Hey I started hacking some basic SSML support using Gruut as parsing. For now it's really just a draft but you can try it out here https://github.com/coqui-ai/TTS/pull/1452

liaeh commented 1 year ago

@WeberJulian is there an update on adding SSML support to coqui?

Thanks for the info!

s-wel commented 1 year ago

I think this feature is even much more relevant now. Consider that, for instance, many future research projects will need alternatives for Google TTS (which is quite strong in SSML) because of the European Union's ambition to strengthen solutions that contribute to trustworthy AI. Is anyone capable of outlining what the specific bottleneck for this feature is? What makes it difficult to implement?

thetrebor commented 1 year ago

i really liked where this is going. what are the chances it could get merged wtih main so we can continue with it?

jav-ed commented 1 year ago

Having the possibility to add user defined pauses in the speech would be great.

MesumRaza commented 1 year ago

Any update?

erogol commented 1 year ago

Nobody's working on it from the dev team.

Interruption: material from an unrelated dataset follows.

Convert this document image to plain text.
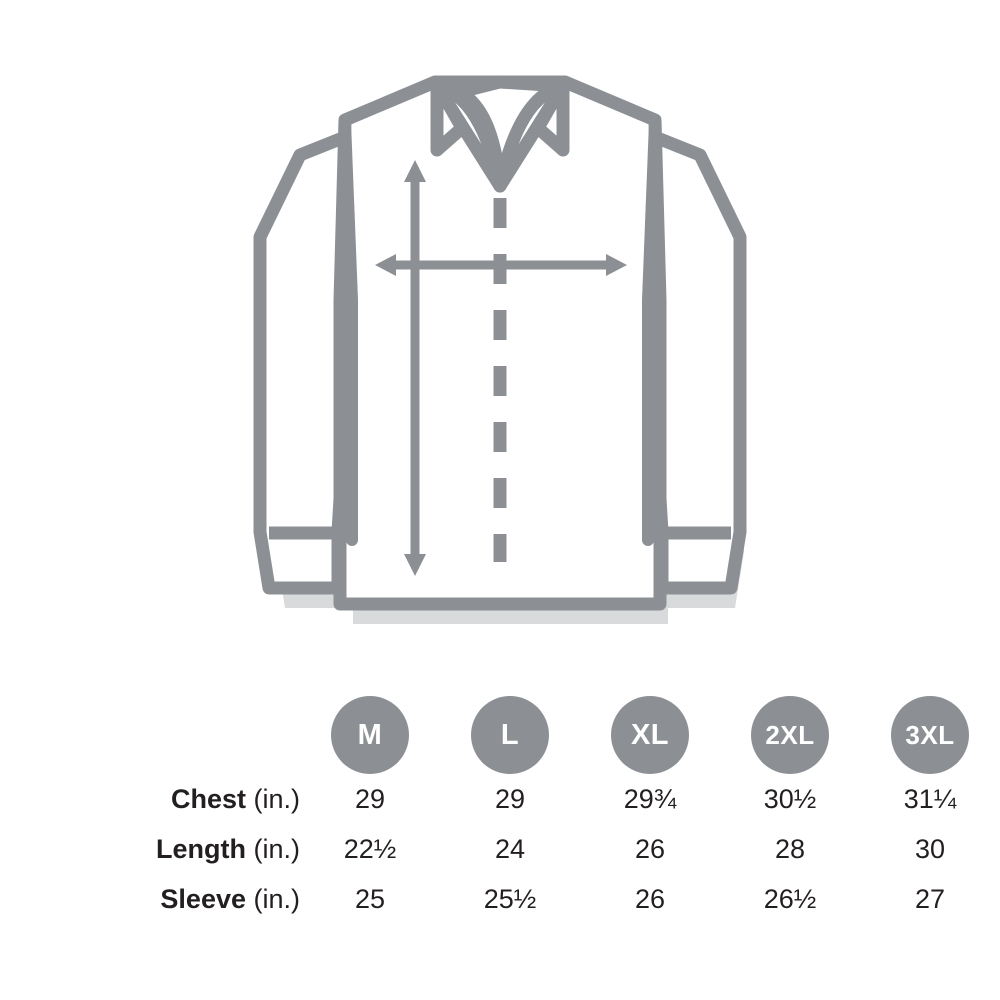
	M	L	XL	2XL	3XL
Chest (in.)	29	29	29¾	30½	31¼
Length (in.)	22½	24	26	28	30
Sleeve (in.)	25	25½	26	26½	27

Hunanbean commented 1 year ago

For what it is worth, i consider this absolutely essential. I hope very much that this is re-opened and worked towards. you kind of quickly hit a brick wall of what you can do without SSML present

vodiylik commented 1 year ago

Any updates? 👀

grabani commented 1 year ago

Still hanging around to see if there is any progress...

jgsaez9 commented 10 months ago

Any update??

genglinxiao commented 10 months ago

Do we have basic support of SSML now? Or is it only supported in the Gruut branch?

erogol commented 10 months ago

No we don't have SSML and no timeline for it unless someone is contributing it.